Economists at Goldman Sachs have shifted their stance, no longer anticipating any interest rate cuts from the Federal Reserve this year, citing a labor market that has proven more resilient than expected.

The bank has pushed back its forecast for the final two rate cuts from December 2026 and March 2027 to June 2027 and December 2027, respectively. However, Goldman's chief US economist, David Mericle, noted in a report on Friday that the likelihood of the Fed raising rates remains very low, as inflation is "unlikely to be self-sustaining."
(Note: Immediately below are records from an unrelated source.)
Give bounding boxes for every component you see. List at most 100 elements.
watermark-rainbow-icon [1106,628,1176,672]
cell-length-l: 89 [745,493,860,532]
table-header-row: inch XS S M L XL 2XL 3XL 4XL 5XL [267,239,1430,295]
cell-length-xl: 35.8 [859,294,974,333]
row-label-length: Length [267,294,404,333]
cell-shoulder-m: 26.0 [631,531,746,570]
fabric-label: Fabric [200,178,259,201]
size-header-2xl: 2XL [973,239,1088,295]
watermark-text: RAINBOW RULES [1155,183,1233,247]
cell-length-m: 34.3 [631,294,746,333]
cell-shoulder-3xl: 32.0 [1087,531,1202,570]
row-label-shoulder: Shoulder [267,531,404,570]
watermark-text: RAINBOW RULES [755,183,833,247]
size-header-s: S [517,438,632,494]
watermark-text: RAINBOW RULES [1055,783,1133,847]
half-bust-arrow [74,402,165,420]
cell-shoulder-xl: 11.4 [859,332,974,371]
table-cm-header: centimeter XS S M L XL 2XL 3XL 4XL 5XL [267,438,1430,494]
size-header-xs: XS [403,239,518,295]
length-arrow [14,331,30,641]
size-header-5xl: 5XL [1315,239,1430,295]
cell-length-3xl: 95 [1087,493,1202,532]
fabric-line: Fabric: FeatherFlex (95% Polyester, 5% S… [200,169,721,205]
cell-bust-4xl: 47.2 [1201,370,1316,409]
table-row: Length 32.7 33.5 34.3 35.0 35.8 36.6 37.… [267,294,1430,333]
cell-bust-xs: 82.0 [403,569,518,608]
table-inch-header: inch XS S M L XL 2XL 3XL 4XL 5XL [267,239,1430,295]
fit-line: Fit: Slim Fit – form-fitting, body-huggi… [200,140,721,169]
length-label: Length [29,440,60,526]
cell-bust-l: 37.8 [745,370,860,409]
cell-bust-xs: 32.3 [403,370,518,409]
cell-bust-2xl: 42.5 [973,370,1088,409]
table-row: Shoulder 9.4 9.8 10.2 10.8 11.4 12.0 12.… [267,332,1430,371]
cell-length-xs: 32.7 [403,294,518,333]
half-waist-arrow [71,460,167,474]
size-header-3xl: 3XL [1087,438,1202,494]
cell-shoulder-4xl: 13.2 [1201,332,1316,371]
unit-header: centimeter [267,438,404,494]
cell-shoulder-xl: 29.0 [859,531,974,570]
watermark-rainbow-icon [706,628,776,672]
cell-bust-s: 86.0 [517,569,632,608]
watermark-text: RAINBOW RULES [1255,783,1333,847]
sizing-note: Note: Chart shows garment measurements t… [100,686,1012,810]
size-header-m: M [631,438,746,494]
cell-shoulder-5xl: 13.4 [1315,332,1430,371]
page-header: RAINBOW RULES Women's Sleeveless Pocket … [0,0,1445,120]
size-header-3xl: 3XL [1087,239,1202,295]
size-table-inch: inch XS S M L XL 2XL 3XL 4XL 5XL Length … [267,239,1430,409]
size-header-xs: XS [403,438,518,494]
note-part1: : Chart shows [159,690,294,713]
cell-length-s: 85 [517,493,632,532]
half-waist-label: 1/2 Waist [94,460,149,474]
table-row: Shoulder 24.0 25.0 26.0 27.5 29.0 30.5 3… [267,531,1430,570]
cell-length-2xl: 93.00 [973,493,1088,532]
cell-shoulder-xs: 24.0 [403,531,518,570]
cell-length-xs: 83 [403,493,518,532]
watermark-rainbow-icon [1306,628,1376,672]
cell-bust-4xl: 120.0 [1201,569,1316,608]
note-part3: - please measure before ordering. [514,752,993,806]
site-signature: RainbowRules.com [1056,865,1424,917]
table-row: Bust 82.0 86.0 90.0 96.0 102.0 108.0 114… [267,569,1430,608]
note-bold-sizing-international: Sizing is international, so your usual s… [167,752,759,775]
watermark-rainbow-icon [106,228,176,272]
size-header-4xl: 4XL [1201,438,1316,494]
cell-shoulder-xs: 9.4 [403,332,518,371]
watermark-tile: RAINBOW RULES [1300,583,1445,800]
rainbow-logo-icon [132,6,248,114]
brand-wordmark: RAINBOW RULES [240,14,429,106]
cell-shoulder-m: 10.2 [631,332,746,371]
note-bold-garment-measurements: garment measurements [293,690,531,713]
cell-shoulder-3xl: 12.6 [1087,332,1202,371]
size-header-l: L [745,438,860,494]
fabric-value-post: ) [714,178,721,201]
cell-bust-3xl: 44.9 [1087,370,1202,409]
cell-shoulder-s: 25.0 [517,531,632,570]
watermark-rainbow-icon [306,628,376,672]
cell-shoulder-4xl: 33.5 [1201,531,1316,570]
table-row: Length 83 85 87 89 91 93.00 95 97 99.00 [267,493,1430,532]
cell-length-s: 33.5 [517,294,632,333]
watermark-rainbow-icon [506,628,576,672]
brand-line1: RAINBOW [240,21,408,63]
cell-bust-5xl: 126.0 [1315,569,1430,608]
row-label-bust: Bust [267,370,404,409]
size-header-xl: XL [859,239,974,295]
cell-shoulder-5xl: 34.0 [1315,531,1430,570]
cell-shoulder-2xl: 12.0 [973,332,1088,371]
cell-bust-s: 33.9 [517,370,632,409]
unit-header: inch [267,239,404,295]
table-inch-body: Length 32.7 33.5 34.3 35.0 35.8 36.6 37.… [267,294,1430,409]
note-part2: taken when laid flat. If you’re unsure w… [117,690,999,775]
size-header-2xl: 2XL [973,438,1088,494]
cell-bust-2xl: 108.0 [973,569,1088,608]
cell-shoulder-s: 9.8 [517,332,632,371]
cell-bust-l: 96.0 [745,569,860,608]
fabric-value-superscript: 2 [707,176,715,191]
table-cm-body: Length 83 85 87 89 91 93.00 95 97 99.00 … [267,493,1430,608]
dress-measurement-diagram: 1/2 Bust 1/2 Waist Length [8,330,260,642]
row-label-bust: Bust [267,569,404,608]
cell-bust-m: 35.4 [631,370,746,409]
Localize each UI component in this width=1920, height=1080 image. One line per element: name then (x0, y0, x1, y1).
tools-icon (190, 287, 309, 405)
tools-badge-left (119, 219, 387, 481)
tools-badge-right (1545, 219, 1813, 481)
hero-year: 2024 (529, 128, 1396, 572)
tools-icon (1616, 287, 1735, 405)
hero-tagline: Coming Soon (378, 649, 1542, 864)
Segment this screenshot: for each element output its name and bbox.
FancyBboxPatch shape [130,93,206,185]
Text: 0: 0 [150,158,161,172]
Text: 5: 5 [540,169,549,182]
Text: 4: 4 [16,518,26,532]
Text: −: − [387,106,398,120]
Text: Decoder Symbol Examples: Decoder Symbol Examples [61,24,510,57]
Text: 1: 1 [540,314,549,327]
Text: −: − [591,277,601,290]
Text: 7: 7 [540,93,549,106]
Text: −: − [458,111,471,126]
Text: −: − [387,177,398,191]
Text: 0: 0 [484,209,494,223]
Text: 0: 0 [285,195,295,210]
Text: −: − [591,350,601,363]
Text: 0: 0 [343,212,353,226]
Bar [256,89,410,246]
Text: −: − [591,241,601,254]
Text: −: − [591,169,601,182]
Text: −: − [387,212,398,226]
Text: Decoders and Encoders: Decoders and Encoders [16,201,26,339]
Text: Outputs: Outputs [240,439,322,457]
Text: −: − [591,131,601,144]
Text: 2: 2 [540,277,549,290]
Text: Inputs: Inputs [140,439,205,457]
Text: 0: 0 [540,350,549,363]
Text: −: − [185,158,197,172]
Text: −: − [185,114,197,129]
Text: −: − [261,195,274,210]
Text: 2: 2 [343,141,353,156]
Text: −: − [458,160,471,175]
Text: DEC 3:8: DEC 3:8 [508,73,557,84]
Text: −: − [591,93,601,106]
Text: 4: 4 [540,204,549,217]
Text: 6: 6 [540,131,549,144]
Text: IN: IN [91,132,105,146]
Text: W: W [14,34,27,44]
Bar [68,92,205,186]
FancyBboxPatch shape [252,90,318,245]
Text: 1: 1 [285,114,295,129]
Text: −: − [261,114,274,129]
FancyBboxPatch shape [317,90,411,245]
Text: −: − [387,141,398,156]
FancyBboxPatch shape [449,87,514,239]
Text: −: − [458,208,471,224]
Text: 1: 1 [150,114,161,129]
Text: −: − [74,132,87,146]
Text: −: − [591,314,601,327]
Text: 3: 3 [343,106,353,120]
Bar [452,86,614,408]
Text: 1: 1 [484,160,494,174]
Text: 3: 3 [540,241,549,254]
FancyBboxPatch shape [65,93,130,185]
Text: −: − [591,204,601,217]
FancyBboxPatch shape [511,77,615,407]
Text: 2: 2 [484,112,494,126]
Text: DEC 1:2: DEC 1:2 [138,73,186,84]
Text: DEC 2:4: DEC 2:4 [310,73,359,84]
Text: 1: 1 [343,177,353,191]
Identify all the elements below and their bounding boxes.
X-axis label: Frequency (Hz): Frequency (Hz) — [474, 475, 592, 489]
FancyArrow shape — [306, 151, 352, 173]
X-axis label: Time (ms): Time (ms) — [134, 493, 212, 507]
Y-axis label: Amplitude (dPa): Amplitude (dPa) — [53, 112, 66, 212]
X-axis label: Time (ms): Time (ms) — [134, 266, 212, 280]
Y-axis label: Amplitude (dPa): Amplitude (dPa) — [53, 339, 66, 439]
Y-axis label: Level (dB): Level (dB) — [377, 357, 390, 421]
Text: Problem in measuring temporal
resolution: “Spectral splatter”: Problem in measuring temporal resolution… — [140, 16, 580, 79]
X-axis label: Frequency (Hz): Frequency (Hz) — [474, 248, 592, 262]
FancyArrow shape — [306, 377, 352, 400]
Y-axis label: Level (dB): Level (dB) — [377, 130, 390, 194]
The adjustment follows stronger-than-expected US non-farm payroll data for May, which highlighted the labor market's durability and fueled market expectations that the Fed might hike rates this year to counter inflation pressures potentially exacerbated by geopolitical tensions. Bond investors are now pricing in a 25-basis-point rate hike by the end of December, contributing to a sharp 5% decline in the Nasdaq 100 index on Friday.

While Goldman Sachs still views a rate hike as improbable, it has raised its probability estimate for a modest increase from 10% to 20%, acknowledging the Fed's more hawkish recent communications and the ongoing strength in economic activity.

The report stated that the Fed's longer-term policy projections have remained largely stable over the past year, with most officials still describing the current stance as slightly restrictive and expecting further policy normalization once inflation subsides.

Goldman's baseline forecast continues to project two 25-basis-point rate cuts in 2025, but the bank now assigns this scenario only a 30% probability, down from a previous 40%.

The analysis further suggests that the longer the Fed holds rates steady, the more it could reinforce the view that rates are already "at appropriate levels." Concurrently, strong investment demand related to artificial intelligence could provide justification for maintaining elevated borrowing costs for an extended period. Consequently, Goldman Sachs indicated that keeping interest rates unchanged remains a plausible alternative to its primary forecast.